Слуги помогли нам встать, и я увидел величественного седобородого старика в небесно-голубых одеждах. Помню свою первую, немного смешную мысль, родившуюся на фоне недавних сновидений. Я подумал о том, что, вопреки моим представлениям, настоящий Цзи Фэйань ничем не похож на моего отца. Бывает, двух на первый взгляд совершенно разных людей роднит улыбка, прищур глаз, манера речи или походка. С того дня как умер мой отец, я находил его черты у очень многих. Невысокий и полноватый господин Чхве, словно вырубленный из дерева учитель Яо, загадочный и рациональный администратор Ли, статный и чуть насмешливый Юань Мин — в каждом из них было для меня что-то от моего отца. В Вэйминьском князе не было ничего.

В то же мгновение его посетила совершенно противоположная мысль:

— Возможно ли это!? — воскликнул князь, обнимая меня за плечи и глядя мне в лицо. — Возможно ли, что годы сжалились надо мной и подарили мне облик человека, которого я любил крепче, чем кого бы то ни было!

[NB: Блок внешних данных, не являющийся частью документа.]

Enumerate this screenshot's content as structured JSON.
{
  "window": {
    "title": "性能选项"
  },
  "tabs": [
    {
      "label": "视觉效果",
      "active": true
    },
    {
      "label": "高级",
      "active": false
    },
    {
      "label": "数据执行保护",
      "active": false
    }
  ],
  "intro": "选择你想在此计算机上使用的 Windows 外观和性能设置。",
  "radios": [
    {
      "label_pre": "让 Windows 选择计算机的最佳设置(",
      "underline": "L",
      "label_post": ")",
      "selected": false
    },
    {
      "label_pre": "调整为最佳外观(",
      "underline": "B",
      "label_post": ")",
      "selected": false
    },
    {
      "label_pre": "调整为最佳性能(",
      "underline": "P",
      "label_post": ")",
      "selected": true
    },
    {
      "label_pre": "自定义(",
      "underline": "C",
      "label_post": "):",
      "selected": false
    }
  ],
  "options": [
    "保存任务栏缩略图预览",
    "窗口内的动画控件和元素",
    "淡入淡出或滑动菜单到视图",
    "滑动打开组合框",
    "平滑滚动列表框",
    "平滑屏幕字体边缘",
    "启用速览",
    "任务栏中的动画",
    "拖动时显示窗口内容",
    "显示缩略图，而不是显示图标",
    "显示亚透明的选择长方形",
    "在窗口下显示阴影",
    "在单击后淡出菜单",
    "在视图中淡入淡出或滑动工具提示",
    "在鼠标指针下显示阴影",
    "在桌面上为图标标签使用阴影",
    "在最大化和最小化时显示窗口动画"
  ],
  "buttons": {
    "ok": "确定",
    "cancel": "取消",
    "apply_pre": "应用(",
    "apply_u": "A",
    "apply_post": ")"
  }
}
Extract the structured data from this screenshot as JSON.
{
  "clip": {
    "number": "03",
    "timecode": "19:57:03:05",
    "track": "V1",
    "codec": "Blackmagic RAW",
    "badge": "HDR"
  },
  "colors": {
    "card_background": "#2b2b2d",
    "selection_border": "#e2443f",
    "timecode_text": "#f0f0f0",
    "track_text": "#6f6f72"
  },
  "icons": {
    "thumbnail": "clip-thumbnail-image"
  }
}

Напор и подчёркнутая торжественность фразы оставляли неоднозначное впечатление, и я списал бы её на наигранность, но на глазах у князя стояли слёзы. О чём? О десятилетиях разлуки с дорогим другом, на которого я вдруг оказался так похож? Об осознании того, что сам он уже далеко не молод? Или о чём-то другом?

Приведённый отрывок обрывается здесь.